L'inflation est-elle terrassée ? Le pic devrait déjà être derrière nous. La normalisation des flux pétroliers et le repli des cours sous leurs niveaux d'avant-guerre rendent le choc énergétique temporaire, limitant les effets de second tour (effets causés par les réactions à la hausse initiale des prix) et écartant une flambée comparable à 2022. Malgré une volatilité liée aux négociations entre les États-Unis et l'Iran, le pétrole reviendrait à 75 dollars le baril fin 2026, puis 67 dollars fin 2027, et le gaz resterait dans sa fourchette récente. L'inflation totale rejoindrait les cibles des banques centrales en 2027. La BCE maintiendrait son taux à 2,25%, tandis que la Réserve fédérale le relèverait à 4,0% cette année, avant un retour à 3,5% fin 2027.
Les règles du jeu changent pour les entreprises : les résultats ont tenu bon au premier trimestre 2026, mais l'effet différé se fera sentir plus tard. La plupart des secteurs européens ont vu croître leur bénéfice par action, les résultats américains étant portés par les valeurs technologiques liées à l'intelligence artificielle. Mais une compression des marges se dessine : les prévisions de chiffre d'affaires ont été abaissées pour 12 secteurs sur 16, notamment la pharmacie, les services aux collectivités et l'automobile, cette dernière restant la plus exposée entre endettement élevé et hausse des taux. Nous prévoyons +4% de défaillances d'entreprises dans le monde en 2026, avant stabilisation en 2027.

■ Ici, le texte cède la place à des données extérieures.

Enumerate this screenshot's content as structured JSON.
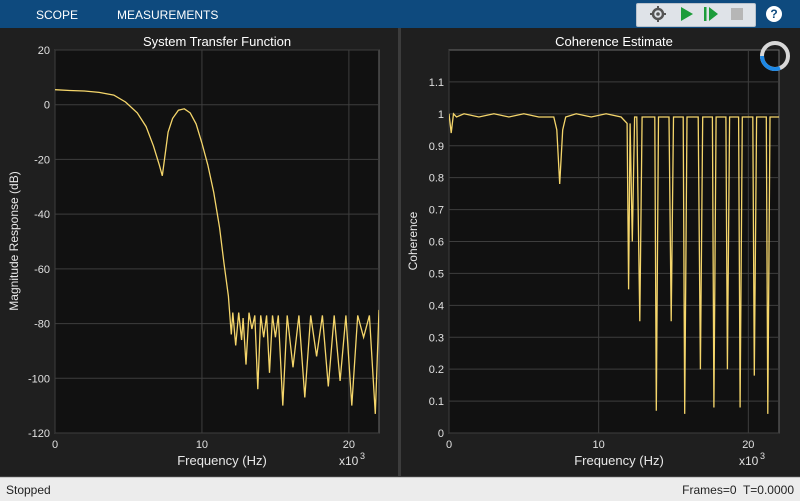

Les marchés de capitaux jouent l'avantage et regardent au-delà des risques de court terme. Les taux américains reculeraient vers 4,35% fin 2026 et 4,1% en 2027, à mesure que s'estompent inflation et resserrement monétaire ; les Bunds allemands avoisineraient 3%. Les actions restent soutenues par la croissance nominale et l'intelligence artificielle, mais leur potentiel de hausse en 2026 paraît limité (rendement total attendu : 13% pour le S&P 500, 14% pour l'Eurostoxx), avant 11% en 2027. Les marchés émergents dominent (+29%), portés par les semi-conducteurs asiatiques. Le crédit offre un portage attractif malgré des valorisations tendues.
D'autres chocs en vue ? Le nombre de risques n'a pas diminué. L'intelligence artificielle soutient l'économie là où géopolitique et politique budgétaire échouent, mais son apport concentré est lui-même un risque baissier. L'incertitude politique reste élevée (guerre commerciale, élections américaines de mi-mandat, polarisation en Europe), les risques climatiques persistent, et les marchés du travail se fragilisent, les suppressions d'emplois liées à l'IA pouvant dépasser les gains de productivité.